Alignment algorithms, both global and local, are fundamentally similar and only differ in the optimization strategy used in aligning similar residues. Both types of algorithms can be based on one of the three methods: the dot matrix method, the dynamic programming method and the word method.
Word methods, also known as k-tuple methods, are heuristic methods that are not guaranteed to find an optimal alignment solution, but are significantly more efficient than dynamic programming.
These methods are especially useful in large-scale database searches where it is understood that a large proportion of the candidate sequences will have essentially no significant match with the query sequence. Word methods are best known for their implementation in the database search tools FASTA and the BLAST family.
Word methods identify a series of short, non-overlapping subsequences (“words”) in the query sequence that are then matched to candidate database sequences. The relative positions of the word in the two sequences being compared are subtracted to obtain an offset; this will indicate a region of alignment if multiple distinct words produce the same offset. Only if this region is detected do these methods apply more sensitive alignment criteria; thus, many unnecessary comparisons with sequences of no appreciable similarity are eliminated.
In the FASTA method, the user defines a value k to use as the word length with which to search the database. The method is slower but more sensitive at lower values of k, which are also preferred for searches involving a very short query sequence. The BLAST family of search methods provides a number of algorithms optimized for particular types of queries, such as searching for distantly related sequence matches. BLAST was developed to provide a faster alternative to FASTA without sacrificing much accuracy; like FASTA, BLAST uses a word search of length k, but evaluates only the most significant word matches, rather than every word match as does FASTA. Most BLAST implementations use a fixed default word length that is optimized for the query and database type, and that is changed only under special circumstances, such as when searching with repetitive or very short query sequences. Implementations can be found through a number of web portals, such as EMBL FASTA and NCBI BLAST.
Working of BLAST Algorithm:
- Query sequence is taken and analyzed for low complex regions. Low complexity regions are regions which contain less information or variations like AAAAAAAA or ATATATATA etc.

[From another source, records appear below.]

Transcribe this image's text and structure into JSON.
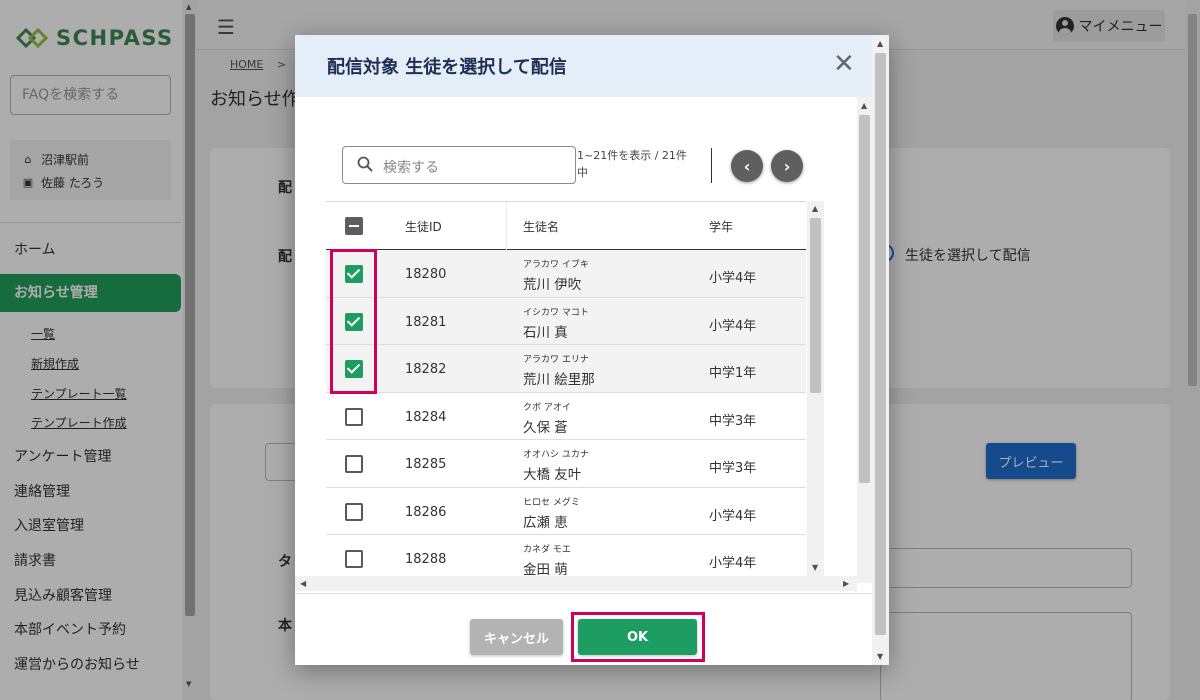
{
  "sidebar": {
    "logo_text": "SCHPASS",
    "faq_placeholder": "FAQを検索する",
    "school_name": "沼津駅前",
    "user_name": "佐藤 たろう",
    "nav": [
      "ホーム",
      "お知らせ管理",
      "アンケート管理",
      "連絡管理",
      "入退室管理",
      "請求書",
      "見込み顧客管理",
      "本部イベント予約",
      "運営からのお知らせ"
    ],
    "subnav": [
      "一覧",
      "新規作成",
      "テンプレート一覧",
      "テンプレート作成"
    ]
  },
  "header": {
    "my_menu": "マイメニュー",
    "breadcrumb_home": "HOME",
    "breadcrumb_sep": ">",
    "page_title": "お知らせ作",
    "radio_text": "生徒を選択して配信",
    "preview": "プレビュー"
  },
  "modal": {
    "title": "配信対象 生徒を選択して配信",
    "search_placeholder": "検索する",
    "range_text": "1~21件を表示 / 21件中",
    "columns": {
      "id": "生徒ID",
      "name": "生徒名",
      "grade": "学年"
    },
    "rows": [
      {
        "id": "18280",
        "kana": "アラカワ イブキ",
        "name": "荒川 伊吹",
        "grade": "小学4年",
        "checked": true
      },
      {
        "id": "18281",
        "kana": "イシカワ マコト",
        "name": "石川 真",
        "grade": "小学4年",
        "checked": true
      },
      {
        "id": "18282",
        "kana": "アラカワ エリナ",
        "name": "荒川 絵里那",
        "grade": "中学1年",
        "checked": true
      },
      {
        "id": "18284",
        "kana": "クボ アオイ",
        "name": "久保 蒼",
        "grade": "中学3年",
        "checked": false
      },
      {
        "id": "18285",
        "kana": "オオハシ ユカナ",
        "name": "大橋 友叶",
        "grade": "中学3年",
        "checked": false
      },
      {
        "id": "18286",
        "kana": "ヒロセ メグミ",
        "name": "広瀬 恵",
        "grade": "小学4年",
        "checked": false
      },
      {
        "id": "18288",
        "kana": "カネダ モエ",
        "name": "金田 萌",
        "grade": "小学4年",
        "checked": false
      }
    ],
    "cancel": "キャンセル",
    "ok": "OK"
  },
  "colors": {
    "accent_green": "#1e9d63",
    "highlight": "#d1005d",
    "header_bg": "#e4eef8",
    "title_color": "#1e2f55"
  }
}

- These low complex regions are masked with alphabet s like X or N
- List of words of a certain word size is made. Usually the word size is 3 for proteins and 11 for DNA
- Scores are calculated for each pair of words(query sequence word and database word) using substitution scoring matrices (like PAM or BLOSUM),and only the high scoring words i.e. above a threshold value or a cutoff score is taken for further alignment. A cutoff score is selected to reduce the number of matches so as to decrease the computation time.
- This scoring and checking is repeated for all the words in the query sequence.
- The remaining high-scoring words are organized into efficient search tree and rapidly compared to the database sequence. This is done to find out the exact matches.
- If an exact or good match is found then an alignment is extended in both directions from the position where the exact match occurred
- High scoring pairs (HSP) which have scores greater than a threshold are taken for consideration.
- Significance of the HSP score is calculated.